Star Wars: A Good Sequel Awakens

“The Force Awakens”: the most highly anticipated movie of 2015. Christopher Orr from the Atlantic magazine summed it up like this: “briefly: The Force Awakens’s chief protagonist, Rey (Daisy Ridley), is essentially a female version of Luke Skywalker…; its chief antagonist, Kylo Ren (Adam Driver), is a Darth Vader knockoff in more ways than one; Harrison Ford’s Han Solo fulfills pretty much the role this time out that Alec Guinness’s Obi-Wan Kenobi did last time; oedipal issues are once again resolved by means of a light sabre encounter witnessed by young heroes; it ultimately all comes down to an X-Wing assault on the minuscule weakness of an asteroidal, planet-killing super-weapon; etc., etc., etc.” The parallels to be drawn do not end there.


“A New Hope” and “The Force Awakens” are very similar movies with similar plot lines, but that’s not a bad thing. David Morgan from CBS news said this, “Here, he (J.J.  Abrams) gets the tone exactly right: playing the drama and thrills with grit and style, with just a wink and a nod to the earlier films rather than slavishly rehashing them.” And for that, kudos to Abrams. The man knows how to resurrect a franchise.


And it was definitely in need of resurrection. Once certain characters (*Cough cough,* Jar Jar…)  and long, wordy political debates were added into the prequel trilogy; how do I put this lightly? “Bring back the glory of the original trilogy, Lucas could not” No matter how good the score was, or how much the CGI improved, the fans just tolerated the movies until the last ten minutes of the third movie when they finally got some real resolution of plotlines.


“The Force Awakens” is not that kind of prequel. The sheer attention to detail (and money spent on the project) says it all.

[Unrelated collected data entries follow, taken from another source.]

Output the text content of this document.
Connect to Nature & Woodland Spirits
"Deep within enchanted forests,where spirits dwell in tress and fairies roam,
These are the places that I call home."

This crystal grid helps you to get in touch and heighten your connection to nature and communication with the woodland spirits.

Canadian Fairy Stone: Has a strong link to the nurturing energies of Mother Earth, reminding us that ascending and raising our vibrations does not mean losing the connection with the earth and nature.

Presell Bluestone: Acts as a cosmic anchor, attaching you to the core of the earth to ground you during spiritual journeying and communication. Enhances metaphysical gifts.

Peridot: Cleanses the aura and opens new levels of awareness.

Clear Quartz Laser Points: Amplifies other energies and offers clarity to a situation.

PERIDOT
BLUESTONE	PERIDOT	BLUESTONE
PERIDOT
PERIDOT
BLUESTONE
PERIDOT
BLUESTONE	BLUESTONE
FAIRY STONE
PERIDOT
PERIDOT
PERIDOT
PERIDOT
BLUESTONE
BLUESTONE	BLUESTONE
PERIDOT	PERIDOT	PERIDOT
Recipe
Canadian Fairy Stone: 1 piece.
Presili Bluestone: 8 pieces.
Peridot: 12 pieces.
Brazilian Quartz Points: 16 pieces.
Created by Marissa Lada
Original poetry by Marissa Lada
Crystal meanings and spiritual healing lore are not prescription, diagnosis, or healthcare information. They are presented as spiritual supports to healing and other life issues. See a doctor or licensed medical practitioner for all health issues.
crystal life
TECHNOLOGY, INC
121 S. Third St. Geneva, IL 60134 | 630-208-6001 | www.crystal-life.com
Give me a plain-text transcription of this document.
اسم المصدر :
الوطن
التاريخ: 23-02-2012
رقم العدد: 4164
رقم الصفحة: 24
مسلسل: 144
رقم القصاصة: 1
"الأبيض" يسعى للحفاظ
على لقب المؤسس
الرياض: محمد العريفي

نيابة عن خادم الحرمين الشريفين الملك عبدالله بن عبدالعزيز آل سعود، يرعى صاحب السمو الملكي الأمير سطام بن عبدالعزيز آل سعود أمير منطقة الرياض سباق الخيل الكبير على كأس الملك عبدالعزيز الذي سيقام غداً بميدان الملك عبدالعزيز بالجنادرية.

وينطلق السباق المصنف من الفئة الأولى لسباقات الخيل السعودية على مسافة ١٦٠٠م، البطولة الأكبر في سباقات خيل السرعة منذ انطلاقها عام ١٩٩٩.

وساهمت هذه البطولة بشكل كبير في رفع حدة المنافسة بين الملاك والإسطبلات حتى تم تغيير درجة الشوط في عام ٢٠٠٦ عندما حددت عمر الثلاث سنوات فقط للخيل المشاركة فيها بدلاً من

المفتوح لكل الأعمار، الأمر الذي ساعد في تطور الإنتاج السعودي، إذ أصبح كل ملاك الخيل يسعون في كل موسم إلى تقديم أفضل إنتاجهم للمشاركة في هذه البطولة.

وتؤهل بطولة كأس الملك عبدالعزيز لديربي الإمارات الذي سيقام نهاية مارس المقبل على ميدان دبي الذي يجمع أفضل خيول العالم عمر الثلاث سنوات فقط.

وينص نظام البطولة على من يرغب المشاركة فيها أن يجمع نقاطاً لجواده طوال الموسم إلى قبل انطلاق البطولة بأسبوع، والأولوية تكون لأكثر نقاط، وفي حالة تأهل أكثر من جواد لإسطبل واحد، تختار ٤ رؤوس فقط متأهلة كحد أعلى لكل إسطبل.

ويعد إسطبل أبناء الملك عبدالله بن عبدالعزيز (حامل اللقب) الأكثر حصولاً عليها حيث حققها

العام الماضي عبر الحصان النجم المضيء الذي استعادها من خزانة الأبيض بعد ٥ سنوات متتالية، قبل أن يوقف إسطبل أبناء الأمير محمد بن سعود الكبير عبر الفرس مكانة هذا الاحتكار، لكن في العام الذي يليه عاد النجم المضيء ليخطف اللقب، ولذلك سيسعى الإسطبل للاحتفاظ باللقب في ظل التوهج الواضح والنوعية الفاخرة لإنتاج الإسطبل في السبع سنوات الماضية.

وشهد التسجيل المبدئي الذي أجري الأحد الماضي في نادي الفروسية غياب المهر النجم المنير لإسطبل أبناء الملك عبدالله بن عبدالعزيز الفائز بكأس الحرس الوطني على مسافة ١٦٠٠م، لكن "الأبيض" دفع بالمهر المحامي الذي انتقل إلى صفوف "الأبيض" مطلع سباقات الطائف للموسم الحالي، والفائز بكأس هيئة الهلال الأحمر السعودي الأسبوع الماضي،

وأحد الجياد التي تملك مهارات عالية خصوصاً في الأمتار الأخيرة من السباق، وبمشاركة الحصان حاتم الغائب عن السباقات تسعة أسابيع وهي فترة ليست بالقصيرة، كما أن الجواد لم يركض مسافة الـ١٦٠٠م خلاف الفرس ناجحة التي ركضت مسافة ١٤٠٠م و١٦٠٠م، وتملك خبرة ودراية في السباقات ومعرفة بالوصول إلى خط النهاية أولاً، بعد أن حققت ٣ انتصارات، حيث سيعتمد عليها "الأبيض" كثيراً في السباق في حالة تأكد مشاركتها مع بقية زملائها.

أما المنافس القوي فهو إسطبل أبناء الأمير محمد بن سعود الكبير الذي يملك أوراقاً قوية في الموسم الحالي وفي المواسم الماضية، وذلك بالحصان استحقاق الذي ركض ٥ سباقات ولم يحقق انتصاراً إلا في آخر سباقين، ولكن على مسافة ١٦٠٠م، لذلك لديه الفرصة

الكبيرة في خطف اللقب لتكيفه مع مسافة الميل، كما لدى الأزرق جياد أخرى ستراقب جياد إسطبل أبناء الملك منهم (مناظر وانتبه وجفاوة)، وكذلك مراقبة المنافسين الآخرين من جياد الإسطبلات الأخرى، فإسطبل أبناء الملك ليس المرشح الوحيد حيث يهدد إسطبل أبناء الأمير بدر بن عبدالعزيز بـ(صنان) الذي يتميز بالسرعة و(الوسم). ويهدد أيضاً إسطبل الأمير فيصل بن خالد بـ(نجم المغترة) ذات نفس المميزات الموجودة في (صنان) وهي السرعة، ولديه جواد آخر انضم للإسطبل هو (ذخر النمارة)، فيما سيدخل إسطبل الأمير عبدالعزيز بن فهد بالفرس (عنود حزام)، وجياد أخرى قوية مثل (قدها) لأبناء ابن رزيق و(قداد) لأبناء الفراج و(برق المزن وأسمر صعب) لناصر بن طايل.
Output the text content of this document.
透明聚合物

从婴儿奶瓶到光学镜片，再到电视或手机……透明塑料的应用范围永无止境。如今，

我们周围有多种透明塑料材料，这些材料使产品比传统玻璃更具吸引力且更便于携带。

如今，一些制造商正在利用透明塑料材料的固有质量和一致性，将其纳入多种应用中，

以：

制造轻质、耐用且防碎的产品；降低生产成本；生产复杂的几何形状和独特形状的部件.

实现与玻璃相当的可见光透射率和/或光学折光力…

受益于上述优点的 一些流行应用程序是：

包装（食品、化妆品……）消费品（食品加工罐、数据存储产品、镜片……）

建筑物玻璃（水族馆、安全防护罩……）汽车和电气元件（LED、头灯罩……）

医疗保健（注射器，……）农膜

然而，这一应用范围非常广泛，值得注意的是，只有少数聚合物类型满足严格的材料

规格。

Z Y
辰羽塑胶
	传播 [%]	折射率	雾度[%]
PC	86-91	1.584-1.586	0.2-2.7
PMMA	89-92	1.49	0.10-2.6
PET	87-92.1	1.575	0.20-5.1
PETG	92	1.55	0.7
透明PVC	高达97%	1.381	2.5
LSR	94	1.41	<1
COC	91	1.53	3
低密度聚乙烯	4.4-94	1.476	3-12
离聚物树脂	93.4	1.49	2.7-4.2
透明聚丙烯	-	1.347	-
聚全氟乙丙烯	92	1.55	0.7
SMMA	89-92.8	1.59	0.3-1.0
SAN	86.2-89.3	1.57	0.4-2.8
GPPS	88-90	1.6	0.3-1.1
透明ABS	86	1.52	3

A mix of prosthetics and CGI was used for all the aliens. The new hero, heroine, and villain are entirely new characters. (Albeit with connections to the old ones, as per the original trilogy.) There is enough use of the father figure-ish old man for you to be satisfied with the learning curve of new characters.


This is all part of a cleverly formulated plan to show you just enough of the old to revive the spirit of the original trilogy, and just enough new that it makes you ready for more. (also, new original scoring from John Williams) But, let’s be honest; you would’ve watched it twice in theatres even if Kylo Ren was Rey’s father. (weird image there…)

To sum it all up, the new movie is satisfying for two reasons. One, because there’s no friggin Jar Jar. And two, because it reflect the old one, without being entirely unoriginal. And in two years, when the next movie comes out, we’ll all go watch it. If for no other reason than to find out what Luke is about to say to our new young hero right as the credits rolled. Good one J.J.